Cognitive symptoms can include . . .
- short-term memory loss, long-term memory loss.
- slowed ability to process information.
- trouble concentrating or paying attention for periods of time.
- difficulty keeping up with a conversation, other communication difficulties such as word finding problems.
- spatial disorientation.
- organizational problems and impaired judgment.
- unable to do more than one thing at a time.
- a lack of initiating activities or, once started, difficulty in completing tasks without reminder.
Emotional symptoms can include . . .
- increased anxiety.
- depression and mood swings.
- impulsive behavior.
- more easily agitated.
- egocentric behaviors, difficulty seeing how behaviors can affect others
If you have any of these symptoms after a head injury, or whiplash injury, especially if they persist for more than a few days, you should be evaluated to see if you have a Traumatic Brain Injury (TBI).

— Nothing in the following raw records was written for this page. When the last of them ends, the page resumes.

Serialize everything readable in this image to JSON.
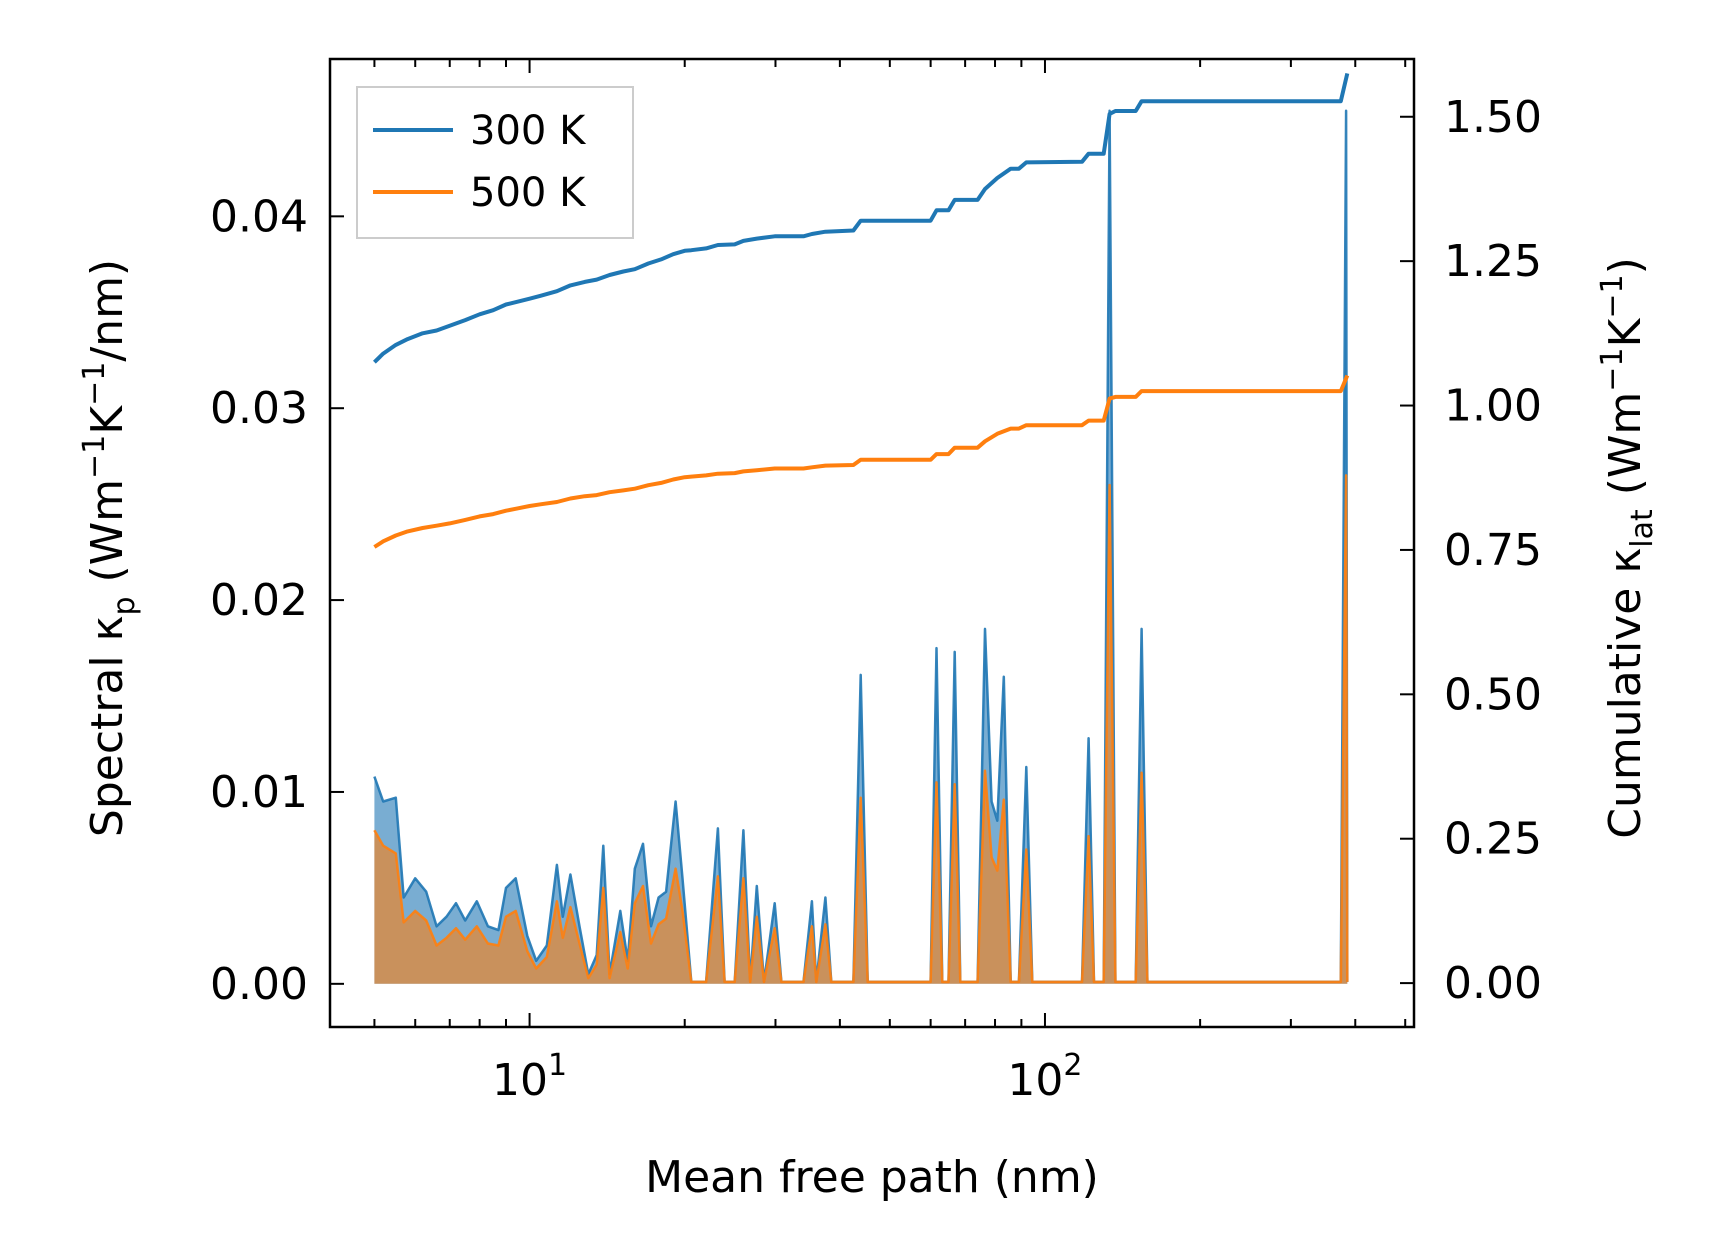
{
  "chart_data": {
    "type": "line",
    "xscale": "log",
    "xlabel": "Mean free path (nm)",
    "ylabel_left": {
      "prefix": "Spectral κ",
      "sub": "p",
      "units": " (Wm",
      "sup1": "−1",
      "k": "K",
      "sup2": "−1",
      "tail": "/nm)"
    },
    "ylabel_right": {
      "prefix": "Cumulative κ",
      "sub": "lat",
      "units": " (Wm",
      "sup1": "−1",
      "k": "K",
      "sup2": "−1",
      "tail": ")"
    },
    "xlim": [
      4.1,
      520
    ],
    "ylim_left": [
      -0.00225,
      0.0482
    ],
    "ylim_right": [
      -0.076,
      1.6
    ],
    "x_ticks": [
      {
        "value": 10,
        "base": "10",
        "exp": "1"
      },
      {
        "value": 100,
        "base": "10",
        "exp": "2"
      }
    ],
    "y_left_ticks": [
      {
        "value": 0.0,
        "label": "0.00"
      },
      {
        "value": 0.01,
        "label": "0.01"
      },
      {
        "value": 0.02,
        "label": "0.02"
      },
      {
        "value": 0.03,
        "label": "0.03"
      },
      {
        "value": 0.04,
        "label": "0.04"
      }
    ],
    "y_right_ticks": [
      {
        "value": 0.0,
        "label": "0.00"
      },
      {
        "value": 0.25,
        "label": "0.25"
      },
      {
        "value": 0.5,
        "label": "0.50"
      },
      {
        "value": 0.75,
        "label": "0.75"
      },
      {
        "value": 1.0,
        "label": "1.00"
      },
      {
        "value": 1.25,
        "label": "1.25"
      },
      {
        "value": 1.5,
        "label": "1.50"
      }
    ],
    "legend": {
      "position": "top-left",
      "entries": [
        {
          "name": "300 K",
          "color": "#1f77b4"
        },
        {
          "name": "500 K",
          "color": "#ff7f0e"
        }
      ]
    },
    "series": [
      {
        "name": "300 K",
        "color": "#1f77b4",
        "spectral_axis": "left",
        "spectral": [
          [
            5.0,
            0.0108
          ],
          [
            5.2,
            0.0095
          ],
          [
            5.5,
            0.0097
          ],
          [
            5.7,
            0.0045
          ],
          [
            6.0,
            0.0055
          ],
          [
            6.3,
            0.0048
          ],
          [
            6.6,
            0.003
          ],
          [
            6.9,
            0.0035
          ],
          [
            7.2,
            0.0042
          ],
          [
            7.5,
            0.0033
          ],
          [
            7.9,
            0.0043
          ],
          [
            8.3,
            0.003
          ],
          [
            8.7,
            0.0028
          ],
          [
            9.0,
            0.005
          ],
          [
            9.4,
            0.0055
          ],
          [
            9.9,
            0.0025
          ],
          [
            10.3,
            0.0012
          ],
          [
            10.8,
            0.002
          ],
          [
            11.3,
            0.0062
          ],
          [
            11.6,
            0.0035
          ],
          [
            12.0,
            0.0057
          ],
          [
            12.5,
            0.003
          ],
          [
            13.0,
            0.0005
          ],
          [
            13.5,
            0.0015
          ],
          [
            13.9,
            0.0072
          ],
          [
            14.3,
            0.0005
          ],
          [
            15.0,
            0.0038
          ],
          [
            15.5,
            0.0012
          ],
          [
            16.0,
            0.006
          ],
          [
            16.6,
            0.0073
          ],
          [
            17.2,
            0.003
          ],
          [
            17.8,
            0.0045
          ],
          [
            18.4,
            0.0048
          ],
          [
            19.2,
            0.0095
          ],
          [
            19.8,
            0.0055
          ],
          [
            20.6,
            0.0001
          ],
          [
            22.0,
            0.0001
          ],
          [
            23.2,
            0.0081
          ],
          [
            23.9,
            0.0001
          ],
          [
            25.0,
            0.0001
          ],
          [
            26.0,
            0.008
          ],
          [
            26.8,
            0.0001
          ],
          [
            27.6,
            0.0051
          ],
          [
            28.5,
            0.0001
          ],
          [
            29.9,
            0.0042
          ],
          [
            30.8,
            0.0001
          ],
          [
            34.0,
            0.0001
          ],
          [
            35.3,
            0.0043
          ],
          [
            36.0,
            0.0001
          ],
          [
            37.5,
            0.0045
          ],
          [
            38.5,
            0.0001
          ],
          [
            42.5,
            0.0001
          ],
          [
            43.9,
            0.0161
          ],
          [
            45.3,
            0.0001
          ],
          [
            60.0,
            0.0001
          ],
          [
            61.6,
            0.0175
          ],
          [
            63.2,
            0.0001
          ],
          [
            65.0,
            0.0001
          ],
          [
            66.8,
            0.0173
          ],
          [
            68.5,
            0.0001
          ],
          [
            74.0,
            0.0001
          ],
          [
            76.5,
            0.0185
          ],
          [
            78.8,
            0.0095
          ],
          [
            80.8,
            0.0085
          ],
          [
            83.2,
            0.016
          ],
          [
            85.8,
            0.0001
          ],
          [
            89.0,
            0.0001
          ],
          [
            92.0,
            0.0113
          ],
          [
            94.5,
            0.0001
          ],
          [
            118.0,
            0.0001
          ],
          [
            121.5,
            0.0128
          ],
          [
            124.5,
            0.0001
          ],
          [
            130.0,
            0.0001
          ],
          [
            133.5,
            0.0455
          ],
          [
            137.0,
            0.0001
          ],
          [
            150.0,
            0.0001
          ],
          [
            154.0,
            0.0185
          ],
          [
            158.0,
            0.0001
          ],
          [
            375.0,
            0.0001
          ],
          [
            384.0,
            0.0455
          ],
          [
            386.0,
            0.0001
          ]
        ],
        "cumulative_axis": "right",
        "cumulative": [
          [
            5.0,
            1.075
          ],
          [
            5.2,
            1.09
          ],
          [
            5.5,
            1.105
          ],
          [
            5.8,
            1.115
          ],
          [
            6.2,
            1.125
          ],
          [
            6.6,
            1.13
          ],
          [
            7.0,
            1.138
          ],
          [
            7.5,
            1.148
          ],
          [
            8.0,
            1.158
          ],
          [
            8.5,
            1.165
          ],
          [
            9.0,
            1.175
          ],
          [
            9.5,
            1.18
          ],
          [
            10.0,
            1.185
          ],
          [
            10.5,
            1.19
          ],
          [
            11.3,
            1.198
          ],
          [
            12.0,
            1.208
          ],
          [
            12.8,
            1.214
          ],
          [
            13.5,
            1.218
          ],
          [
            14.3,
            1.226
          ],
          [
            15.2,
            1.232
          ],
          [
            16.0,
            1.236
          ],
          [
            17.0,
            1.246
          ],
          [
            18.0,
            1.253
          ],
          [
            19.0,
            1.262
          ],
          [
            20.0,
            1.268
          ],
          [
            20.6,
            1.269
          ],
          [
            22.0,
            1.272
          ],
          [
            23.2,
            1.278
          ],
          [
            25.0,
            1.279
          ],
          [
            26.0,
            1.285
          ],
          [
            27.6,
            1.289
          ],
          [
            29.9,
            1.293
          ],
          [
            34.0,
            1.293
          ],
          [
            35.3,
            1.297
          ],
          [
            37.5,
            1.301
          ],
          [
            42.5,
            1.303
          ],
          [
            43.9,
            1.32
          ],
          [
            60.0,
            1.32
          ],
          [
            61.6,
            1.338
          ],
          [
            65.0,
            1.338
          ],
          [
            66.8,
            1.356
          ],
          [
            74.0,
            1.356
          ],
          [
            76.5,
            1.375
          ],
          [
            80.8,
            1.394
          ],
          [
            85.8,
            1.41
          ],
          [
            89.0,
            1.41
          ],
          [
            92.0,
            1.421
          ],
          [
            118.0,
            1.422
          ],
          [
            121.5,
            1.436
          ],
          [
            130.0,
            1.436
          ],
          [
            133.5,
            1.505
          ],
          [
            137.0,
            1.51
          ],
          [
            150.0,
            1.51
          ],
          [
            154.0,
            1.527
          ],
          [
            375.0,
            1.527
          ],
          [
            386.0,
            1.575
          ]
        ]
      },
      {
        "name": "500 K",
        "color": "#ff7f0e",
        "spectral_axis": "left",
        "spectral": [
          [
            5.0,
            0.008
          ],
          [
            5.2,
            0.0072
          ],
          [
            5.5,
            0.0068
          ],
          [
            5.7,
            0.0032
          ],
          [
            6.0,
            0.0038
          ],
          [
            6.3,
            0.0033
          ],
          [
            6.6,
            0.002
          ],
          [
            6.9,
            0.0024
          ],
          [
            7.2,
            0.0029
          ],
          [
            7.5,
            0.0023
          ],
          [
            7.9,
            0.003
          ],
          [
            8.3,
            0.0021
          ],
          [
            8.7,
            0.002
          ],
          [
            9.0,
            0.0035
          ],
          [
            9.4,
            0.0038
          ],
          [
            9.9,
            0.0017
          ],
          [
            10.3,
            0.0008
          ],
          [
            10.8,
            0.0014
          ],
          [
            11.3,
            0.0043
          ],
          [
            11.6,
            0.0024
          ],
          [
            12.0,
            0.004
          ],
          [
            12.5,
            0.0021
          ],
          [
            13.0,
            0.0003
          ],
          [
            13.5,
            0.001
          ],
          [
            13.9,
            0.005
          ],
          [
            14.3,
            0.0003
          ],
          [
            15.0,
            0.0027
          ],
          [
            15.5,
            0.0008
          ],
          [
            16.0,
            0.0042
          ],
          [
            16.6,
            0.0051
          ],
          [
            17.2,
            0.0021
          ],
          [
            17.8,
            0.0031
          ],
          [
            18.4,
            0.0034
          ],
          [
            19.2,
            0.006
          ],
          [
            19.8,
            0.0038
          ],
          [
            20.6,
            0.0001
          ],
          [
            22.0,
            0.0001
          ],
          [
            23.2,
            0.0056
          ],
          [
            23.9,
            0.0001
          ],
          [
            25.0,
            0.0001
          ],
          [
            26.0,
            0.0055
          ],
          [
            26.8,
            0.0001
          ],
          [
            27.6,
            0.0035
          ],
          [
            28.5,
            0.0001
          ],
          [
            29.9,
            0.0029
          ],
          [
            30.8,
            0.0001
          ],
          [
            34.0,
            0.0001
          ],
          [
            35.3,
            0.003
          ],
          [
            36.0,
            0.0001
          ],
          [
            37.5,
            0.0031
          ],
          [
            38.5,
            0.0001
          ],
          [
            42.5,
            0.0001
          ],
          [
            43.9,
            0.0097
          ],
          [
            45.3,
            0.0001
          ],
          [
            60.0,
            0.0001
          ],
          [
            61.6,
            0.0105
          ],
          [
            63.2,
            0.0001
          ],
          [
            65.0,
            0.0001
          ],
          [
            66.8,
            0.0104
          ],
          [
            68.5,
            0.0001
          ],
          [
            74.0,
            0.0001
          ],
          [
            76.5,
            0.0111
          ],
          [
            78.8,
            0.0066
          ],
          [
            80.8,
            0.0059
          ],
          [
            83.2,
            0.0096
          ],
          [
            85.8,
            0.0001
          ],
          [
            89.0,
            0.0001
          ],
          [
            92.0,
            0.007
          ],
          [
            94.5,
            0.0001
          ],
          [
            118.0,
            0.0001
          ],
          [
            121.5,
            0.0077
          ],
          [
            124.5,
            0.0001
          ],
          [
            130.0,
            0.0001
          ],
          [
            133.5,
            0.026
          ],
          [
            137.0,
            0.0001
          ],
          [
            150.0,
            0.0001
          ],
          [
            154.0,
            0.011
          ],
          [
            158.0,
            0.0001
          ],
          [
            375.0,
            0.0001
          ],
          [
            384.0,
            0.0265
          ],
          [
            386.0,
            0.0001
          ]
        ],
        "cumulative_axis": "right",
        "cumulative": [
          [
            5.0,
            0.755
          ],
          [
            5.2,
            0.765
          ],
          [
            5.5,
            0.775
          ],
          [
            5.8,
            0.782
          ],
          [
            6.2,
            0.788
          ],
          [
            6.6,
            0.792
          ],
          [
            7.0,
            0.796
          ],
          [
            7.5,
            0.802
          ],
          [
            8.0,
            0.808
          ],
          [
            8.5,
            0.812
          ],
          [
            9.0,
            0.818
          ],
          [
            9.5,
            0.822
          ],
          [
            10.0,
            0.826
          ],
          [
            10.5,
            0.829
          ],
          [
            11.3,
            0.833
          ],
          [
            12.0,
            0.839
          ],
          [
            12.8,
            0.843
          ],
          [
            13.5,
            0.845
          ],
          [
            14.3,
            0.85
          ],
          [
            15.2,
            0.853
          ],
          [
            16.0,
            0.856
          ],
          [
            17.0,
            0.862
          ],
          [
            18.0,
            0.866
          ],
          [
            19.0,
            0.872
          ],
          [
            20.0,
            0.876
          ],
          [
            20.6,
            0.877
          ],
          [
            22.0,
            0.879
          ],
          [
            23.2,
            0.882
          ],
          [
            25.0,
            0.883
          ],
          [
            26.0,
            0.886
          ],
          [
            27.6,
            0.888
          ],
          [
            29.9,
            0.891
          ],
          [
            34.0,
            0.891
          ],
          [
            35.3,
            0.893
          ],
          [
            37.5,
            0.896
          ],
          [
            42.5,
            0.897
          ],
          [
            43.9,
            0.906
          ],
          [
            60.0,
            0.906
          ],
          [
            61.6,
            0.916
          ],
          [
            65.0,
            0.916
          ],
          [
            66.8,
            0.927
          ],
          [
            74.0,
            0.927
          ],
          [
            76.5,
            0.938
          ],
          [
            80.8,
            0.951
          ],
          [
            85.8,
            0.96
          ],
          [
            89.0,
            0.96
          ],
          [
            92.0,
            0.966
          ],
          [
            118.0,
            0.966
          ],
          [
            121.5,
            0.974
          ],
          [
            130.0,
            0.974
          ],
          [
            133.5,
            1.012
          ],
          [
            137.0,
            1.015
          ],
          [
            150.0,
            1.015
          ],
          [
            154.0,
            1.025
          ],
          [
            375.0,
            1.025
          ],
          [
            386.0,
            1.052
          ]
        ]
      }
    ]
  }
}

While they experience the same symptoms as a normal adult,
children and seniors present unique symptoms and diagnostic problems.
Does there have to be a loss of consciousness to sustain a brain injury?
No, loss of consciousness (LOC) is not required. Research has shown that brain injury can occur without loss of consciousness and that the neuropsychological consequences of TBI without loss of consciousness do not differ in severity from those occurring when there is a brief comatose period.
What is required is any alteration of the state of consciousness, such as being dazed or confused.
What Does A Brain Injury Lawyer Do?
A brain injury lawyer works with the treatment team to determine whether there is a TBI, and, if so, the extent of it. To do so, the brain injury lawyer must be familiar with brain physiology, diagnostic tests and treatments of Traumatic Brain Injury (TBI). Working with a litigation team of experts, the brain injury lawyer marshals the evidence of the injury and its extent and determines the best way to present the evidence convincingly to often cynical and suspicious insurance adjusters or jurors.
Brain injury law also has a human or personal side, which requires brain injury lawyers to relate to clients and the clients’ families in a positive and constructive manner with a blend of compassion, patience, understanding and tolerance.